Movie poster for the 2017 film Detroit

Detroit (2017) is a searing historical crime drama depicting the events surrounding the "12th Street Riot" and the ensuing "Algiers Motel Incident" during the racially contentious summer of 1967 in Detroit, Michigan. The storyline unfolds after the Detroit Police Department executes a raid on an underground bar in the city's Near West Side neighborhood—such raids considered racially-biased by many local black residents.


As the police assiduously detain all black club attendees, a crowd soon forms on the street and commences hurling projectiles and looting local storefronts. The Michigan Army National Guard and US Army are both called in to combat the escalating violence, forcing musicians Larry Reed (Algee Smith) and Fred Temple (Jacob Latimore) to seek shelter in the local Algiers Motel. It's at the Algiers that Reed and Temple meet Carl Cooper (Jason Mitchell), Aubrey Pollard, Jr. (Gbenga Akinnagbe), Michael Clark (Malcolm David Kelley) and Lee Forsythe (Peyton Alex Smith)—fellow lodgers who will soon suffer from a shockingly malicious incursion by Detroit police officers.

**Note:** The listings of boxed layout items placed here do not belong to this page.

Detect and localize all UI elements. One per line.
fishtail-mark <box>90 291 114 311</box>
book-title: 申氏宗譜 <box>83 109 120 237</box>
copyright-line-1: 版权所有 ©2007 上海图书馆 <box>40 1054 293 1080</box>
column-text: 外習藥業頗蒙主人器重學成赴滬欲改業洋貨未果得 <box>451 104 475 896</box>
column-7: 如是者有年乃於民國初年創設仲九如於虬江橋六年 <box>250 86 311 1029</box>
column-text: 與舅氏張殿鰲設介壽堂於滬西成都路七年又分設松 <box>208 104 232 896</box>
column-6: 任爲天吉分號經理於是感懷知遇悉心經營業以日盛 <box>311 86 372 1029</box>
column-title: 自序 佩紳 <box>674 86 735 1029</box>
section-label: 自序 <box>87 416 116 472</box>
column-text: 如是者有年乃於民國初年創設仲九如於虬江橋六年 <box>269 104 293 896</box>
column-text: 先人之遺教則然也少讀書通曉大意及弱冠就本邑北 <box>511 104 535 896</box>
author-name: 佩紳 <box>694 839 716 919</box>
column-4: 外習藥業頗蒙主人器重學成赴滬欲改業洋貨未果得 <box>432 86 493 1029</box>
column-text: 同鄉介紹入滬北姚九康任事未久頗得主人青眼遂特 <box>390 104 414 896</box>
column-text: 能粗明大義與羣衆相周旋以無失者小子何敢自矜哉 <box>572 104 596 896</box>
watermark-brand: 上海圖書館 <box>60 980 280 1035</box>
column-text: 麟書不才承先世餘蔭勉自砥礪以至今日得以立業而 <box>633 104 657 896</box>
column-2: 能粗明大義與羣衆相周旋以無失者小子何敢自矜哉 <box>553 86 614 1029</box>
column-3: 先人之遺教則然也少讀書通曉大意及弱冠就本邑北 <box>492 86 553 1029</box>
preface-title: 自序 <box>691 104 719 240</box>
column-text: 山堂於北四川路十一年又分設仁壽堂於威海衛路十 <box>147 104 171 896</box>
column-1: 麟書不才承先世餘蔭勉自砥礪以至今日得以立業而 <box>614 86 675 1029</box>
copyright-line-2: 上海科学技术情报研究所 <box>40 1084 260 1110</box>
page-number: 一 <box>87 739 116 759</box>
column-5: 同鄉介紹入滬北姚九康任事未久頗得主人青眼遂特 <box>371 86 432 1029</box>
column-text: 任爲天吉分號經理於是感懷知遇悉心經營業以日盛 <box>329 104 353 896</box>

Written and produced by Mark Boal with frequent collaborator Kathryn Bigelow (The Hurt Locker, Zero Dark Thirty) behind the lens, Detroit is a harrowing yet essential viewing experience. The highly diverse cast delivers on every level, with special recognition for John Boyega as security guard Melvin Dismukes and Will Poulter as Officer Philip Krauss—both delivering stunningly assured (and wildly divergent) portrayals of key characters in the ensuing violence. Vivid, pulse-pounding, and masterfully constructed, it's an eye-opening recapitulation of one of the most tragic events in modern American history.